O aumento do interesse pela observação de aves é um fato já bem documentado e é uma das razões também da criação do COA. É notável a participação de crianças, que acabam incentivando os pais a participar também. É muito gratificante ver essa curiosidade despertar, e acreditamos que estamos plantando a sementinha do amor pelas aves e pela natureza na comunidade.

12. Que tipo de transformação pessoal ou social a prática do birdwatching pode gerar nas pessoas?R: O birdwatching é transformador. Em nível pessoal, funciona como uma terapia: reduz o estresse, exercita o corpo, a paciência e a memória, e nos conecta com o presente. Socialmente, fortalece laços, cria comunidades e incentiva a defesa do meio ambiente.

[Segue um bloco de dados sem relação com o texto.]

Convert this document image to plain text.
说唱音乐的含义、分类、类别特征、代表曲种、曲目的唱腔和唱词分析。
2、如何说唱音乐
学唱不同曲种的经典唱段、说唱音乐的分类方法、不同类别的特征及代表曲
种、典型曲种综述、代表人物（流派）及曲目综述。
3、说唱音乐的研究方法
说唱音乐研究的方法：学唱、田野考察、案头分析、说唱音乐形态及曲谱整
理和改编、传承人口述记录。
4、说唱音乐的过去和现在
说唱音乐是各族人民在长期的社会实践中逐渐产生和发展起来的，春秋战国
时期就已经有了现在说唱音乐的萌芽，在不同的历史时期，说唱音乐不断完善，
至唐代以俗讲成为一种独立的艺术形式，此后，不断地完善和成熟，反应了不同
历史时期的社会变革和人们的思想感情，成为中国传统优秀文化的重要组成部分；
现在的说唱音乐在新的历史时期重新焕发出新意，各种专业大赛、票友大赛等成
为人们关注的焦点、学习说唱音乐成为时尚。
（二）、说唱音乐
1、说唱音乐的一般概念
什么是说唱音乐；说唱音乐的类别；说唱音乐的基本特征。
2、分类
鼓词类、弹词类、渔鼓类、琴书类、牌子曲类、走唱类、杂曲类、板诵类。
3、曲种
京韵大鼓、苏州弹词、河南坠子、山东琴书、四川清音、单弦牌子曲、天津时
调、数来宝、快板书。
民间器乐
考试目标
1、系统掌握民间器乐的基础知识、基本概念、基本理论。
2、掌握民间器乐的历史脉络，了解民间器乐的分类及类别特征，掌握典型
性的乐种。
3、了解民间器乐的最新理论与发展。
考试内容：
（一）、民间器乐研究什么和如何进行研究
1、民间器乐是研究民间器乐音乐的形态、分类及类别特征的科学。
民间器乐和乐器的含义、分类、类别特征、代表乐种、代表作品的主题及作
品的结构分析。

Além de ser importante para o ecossistema, o birdwatching pode impulsionar a economia local, já que pessoas de todo o mundo sonham em conhecer o Brasil por sua rica biodiversidade e avifauna. Ao promover o turismo sustentável, todos saem ganhando, tanto a natureza quanto as comunidades locais, com mais consciência ambiental.

5. Desafios e Futuro

13. Quais os maiores desafios para manter e expandir o trabalho de vocês?R: Nossos principais desafios em um primeiro momento são o estabelecimento de parcerias e também o de encontrarmos uma base física (uma sede) para desenvolver nossas atividades de estudo das aves e educação ambiental. Precisamos de recursos para produzir materiais e organizar passeios educativos, além do engajamento da comunidade, que é nossa principal parceira. Estamos totalmente comprometidos em tornar isso possível e abertos a parcerias com quem compartilhe nossa visão e queira ajudar a expandir este projeto.

14. Quais são os próximos passos ou sonhos para o Clube de Observadores de Aves SJC?R: Sonhamos grande. Queremos ampliar projetos de educação, realizar pesquisas, criar um grande banco de dados sobre as aves da região e, quem sabe, transformar São José dos Campos em uma referência em observação de aves e conservação. Acima de tudo, queremos nos tornar uma voz ativa na defesa do nosso patrimônio natural, inspirando mais pessoas a se conectarem com a natureza.

15. Que mensagem vocês deixariam para quem quer começar a observar aves e se conectar mais com a natureza?R: A nossa mensagem é: comece. Não precisa de equipamento caro nem de muito conhecimento. Basta um olhar curioso e a vontade de se conectar com a natureza. Olhe pela sua janela, vá a um parque, preste atenção aos sons. As aves estão por toda parte, esperando para serem descobertas. Nos projetos já ocorrendo na cidade, como o Observatório de Pássaros do Vicentina Aranha e o Vem Passarinhar em São Francisco Xavier, há binóculos disponíveis para quem quer começar, experimentar e, depois, gostando, investir na atividade, além desses projetos contarem com profissionais super atenciosos para que a pessoa dê os primeiros passos na observação de aves.